Blurring: How and Why
2010, Dr. Lawlor, CS
481/681, CS, UAF
The basic idea in blurring is to get rid of the high-spatial-frequency detail in an image; a "low-pass" filter. See the fourier transform discussion here for what I mean by high and low frequencies (small and large details in an image).
The way blurring gets rid of small details is by averaging them with
nearby pixels--because nearby pixels will have the same overall low
frequency colors, but different details, the details get averaged away
but the low frequencies remain.
You can implement blurring in many different ways:
- Change the mipmap LOD bias:
glTexParameterf(GL_TEXTURE_2D,GL_TEXTURE_MIN_LOD,2.7);. This will
make the mipmapping hardware include additional blurring by
artificially shifting mipmap levels. Clearly, this only works if
you've built mipmaps for your texture.
- Draw a few copies of the image slightly shifted from one another,
carefully adjusting the alpha each time so the copies end up equally
weighted onscreen--surprisingly, the alpha values you need are 1.0,
then 1.0/2, then 1.0/3, then 1.0/4, etc.
- Read a few nearby pixels ("filter taps") in a GLSL pixel shader,
and average them together in a single shader pass. This is a
little faster than the multipass method, and it's easier to write and
expand to do other processing, so it's what I usually do. (Of
course, that doesn't mean it's the best!)

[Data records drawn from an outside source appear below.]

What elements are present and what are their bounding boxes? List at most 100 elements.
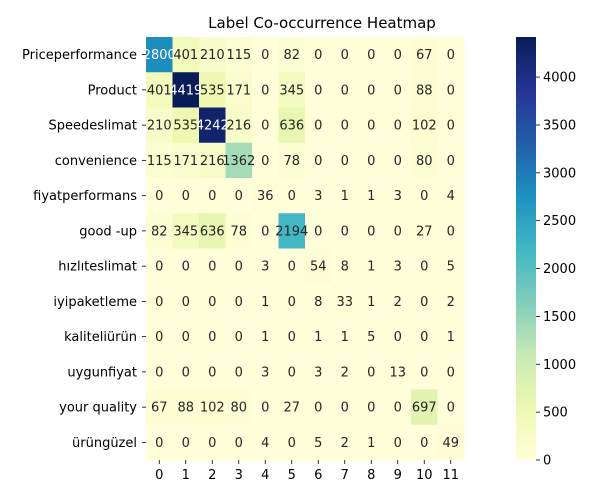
heatmap-cell [252,178,280,214]
cell-value-label: 2194 [275,224,308,239]
cell-value-label: 2 [394,295,402,310]
heatmap-cell [358,248,386,285]
cell-value-label: 27 [416,224,433,239]
row-label: iyipaketleme [53,295,137,310]
cell-value-label: 0 [235,189,243,204]
cell-value-label: 636 [200,224,225,239]
colorbar-tick-label: 2000 [543,262,576,277]
heatmap-cell [278,424,306,461]
heatmap-cell [225,389,253,426]
heatmap-cell [411,248,439,285]
cell-value-label: 0 [182,295,190,310]
heatmap-cell [358,389,386,426]
heatmap-cell [225,142,253,179]
heatmap-cell [305,37,333,73]
column-label: 4 [261,468,269,483]
row-labels: Priceperformance Product Speedeslimat conve… [22,48,146,451]
heatmap-cell [437,72,465,109]
heatmap-cell [278,72,306,109]
heatmap-cell [411,178,439,214]
column-label: 8 [367,468,375,483]
row-label: good -up [79,224,137,239]
cell-value-label: 0 [182,189,190,204]
colorbar-tick-label: 4000 [543,71,576,86]
heatmap-cell [437,37,465,73]
heatmap-cell [225,213,253,250]
heatmap-cell [331,37,359,73]
cell-value-label: 2 [447,295,455,310]
cell-value-label: 216 [226,119,251,134]
cell-value-label: 0 [367,154,375,169]
cell-value-label: 0 [182,436,190,451]
cell-value-label: 0 [208,189,216,204]
heatmap-cell [358,354,386,391]
cell-value-label: 0 [155,330,163,345]
heatmap-cell [252,283,280,320]
heatmap-cell [278,107,306,144]
heatmap-cell [172,37,200,73]
heatmap-cell [252,248,280,285]
cell-value-label: 0 [341,48,349,63]
heatmap-cell [199,389,227,426]
cell-value-label: 0 [235,330,243,345]
row-label: Product [88,83,137,98]
heatmap-cell [252,72,280,109]
cell-value-label: 0 [288,436,296,451]
heatmap-cell [146,142,174,179]
cell-value-label: 216 [200,154,225,169]
heatmap-cell [146,389,174,426]
cell-value-label: 0 [394,154,402,169]
heatmap-cell [331,319,359,355]
heatmap-cell [278,319,306,355]
column-label: 0 [155,468,163,483]
cell-value-label: 78 [230,224,247,239]
cell-value-label: 0 [208,436,216,451]
cell-value-label: 4 [447,189,455,204]
heatmap-cell [384,283,412,320]
cell-value-label: 171 [226,83,251,98]
heatmap-cell [331,178,359,214]
heatmap-cell [358,142,386,179]
cell-value-label: 0 [182,365,190,380]
heatmap-cell [172,72,200,109]
cell-value-label: 0 [394,83,402,98]
heatmap-cell [199,107,227,144]
row-label: fiyatperformans [33,189,137,204]
heatmap-cell [358,283,386,320]
cell-value-label: 0 [261,48,269,63]
heatmap-cell [331,142,359,179]
row-label: hızlıteslimat [58,260,137,275]
cell-value-label: 0 [235,295,243,310]
heatmap-cell [305,319,333,355]
colorbar-tick-label: 3000 [543,166,576,181]
heatmap-cell [146,107,174,144]
cell-value-label: 0 [261,224,269,239]
heatmap-cell [437,178,465,214]
heatmap-cell [252,37,280,73]
cell-value-label: 0 [420,330,428,345]
cell-value-label: 3 [394,189,402,204]
heatmap-cell [358,107,386,144]
heatmap-cell [225,319,253,355]
heatmap-cell [305,72,333,109]
heatmap-cell [172,283,200,320]
cell-value-label: 36 [257,189,274,204]
heatmap-cell [146,354,174,391]
cell-value-label: 33 [336,295,353,310]
cell-value-label: 88 [177,401,194,416]
cell-value-label: 67 [151,401,168,416]
heatmap-cell [305,424,333,461]
heatmap-cell [358,72,386,109]
heatmap-cell [411,213,439,250]
colorbar-tick-label: 2500 [543,214,576,229]
heatmap-cell [146,424,174,461]
heatmap-cell [411,283,439,320]
cell-value-label: 4419 [169,83,202,98]
heatmap-cell [199,37,227,73]
heatmap-cell [331,248,359,285]
cell-value-label: 0 [367,119,375,134]
heatmap-cell [358,213,386,250]
heatmap-cell [278,142,306,179]
cell-value-label: 0 [155,189,163,204]
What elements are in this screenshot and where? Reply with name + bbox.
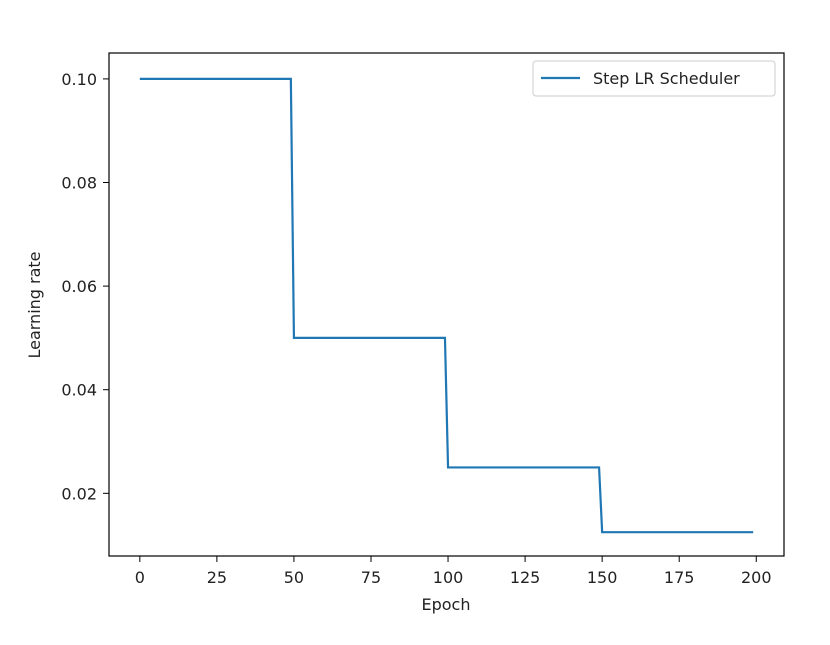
legend-box xyxy=(532,60,776,97)
legend-label: Step LR Scheduler xyxy=(593,69,740,88)
series-line xyxy=(139,77,754,534)
x-tick-label: 75 xyxy=(361,568,381,587)
y-axis-label: Learning rate xyxy=(25,251,44,358)
x-tick-label: 50 xyxy=(284,568,304,587)
x-tick-label: 100 xyxy=(433,568,464,587)
series-layer xyxy=(139,77,754,534)
y-tick-label: 0.08 xyxy=(61,174,97,193)
x-tick-label: 125 xyxy=(510,568,541,587)
x-tick-label: 25 xyxy=(207,568,227,587)
x-tick-label: 0 xyxy=(135,568,145,587)
y-tick-label: 0.06 xyxy=(61,277,97,296)
y-tick-label: 0.04 xyxy=(61,381,97,400)
y-tick-label: 0.02 xyxy=(61,484,97,503)
y-axis: 0.02 0.04 0.06 0.08 0.10 xyxy=(61,70,109,503)
x-tick-label: 200 xyxy=(741,568,772,587)
x-axis-label: Epoch xyxy=(422,595,471,614)
y-tick-label: 0.10 xyxy=(61,70,97,89)
legend: Step LR Scheduler xyxy=(532,60,776,97)
x-tick-label: 150 xyxy=(587,568,618,587)
x-tick-label: 175 xyxy=(664,568,695,587)
plot-frame xyxy=(108,52,785,557)
x-axis: 0 25 50 75 100 125 150 175 200 xyxy=(135,556,772,587)
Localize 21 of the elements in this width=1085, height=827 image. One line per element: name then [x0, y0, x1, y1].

- Read a whole bunch of nearby pixels, and weight them by a Gaussian curve to get Gaussian blur.
This is the default blur performed by most image editing programs,
although it's not totally clear why folks choose this.
One curious result of the central limit theorem:
(almost) any blurring technique results in a Gaussian blur when applied
repeatedly (same image blurred over and over again). This is good, because it means we can just repeatedly
apply a cheap lumpy blur (with few taps) to get results similar to a
high-quality blur (with exponentially more taps).
Given both original and blurred images, you can subtract the two to
find just the image details (the high frequencies alone). This is
useful for several interesting tasks, including HDR Tone Mapping. You can even mix high and low frequencies from different images for a hideous effect.
Tons of physical phenomena can be represented as a blurring process:
- Heat diffuses through uniform materials, with a small sharp hot region blurring out into a large fuzzy warm zone.
- Light diffuses through translucent materials like wax or milk.
- Chemical signals diffuse through growing tissue, directing the growth of that same tissue.
However, in addition to blurring most cool physics also involves some
additional reaction. For example, you can get cool crystalline
patterns by just making ice formation release heat, and letting the
heat diffuse out.
Blurring for Bloom
One common rendering use of blurring is to "bloom" bright light sources.
For example, here's an image of the "sun" behind a gnarled tree, with a
blue sky. It doesn't read as the sun at all, because the sun
isn't just white, it's BLINDINGLY white!
If anything, this looks more like the moon. Now add some
bloom--the white spreads out from the sun, covering the whole
scene. We're simulating the fact that really bright lights will
actually scatter off the vitreous humour in your eye, and so light up areas beyond where they'd normally focus.
This image makes me want to squint, because your eye expects the pain of looking at the sun!
Typical rendering approach:
- Render a low-resolution, dark version of the scene to a bloom
texture. The resolution doesn't need to be very high, because
we'll blur the thing anyway. Some darkening (adjusting the
radiance scale factor) limits bloom to only the brightest light sources.
- Render the normal resolution, normal brightness version of the scene.
- Draw a screen-filling quad, where each pixel gently blends in a
blurred version of the bloom texture. You only need a very tiny
amount of bloom, unless you're going for a soft-focus effect.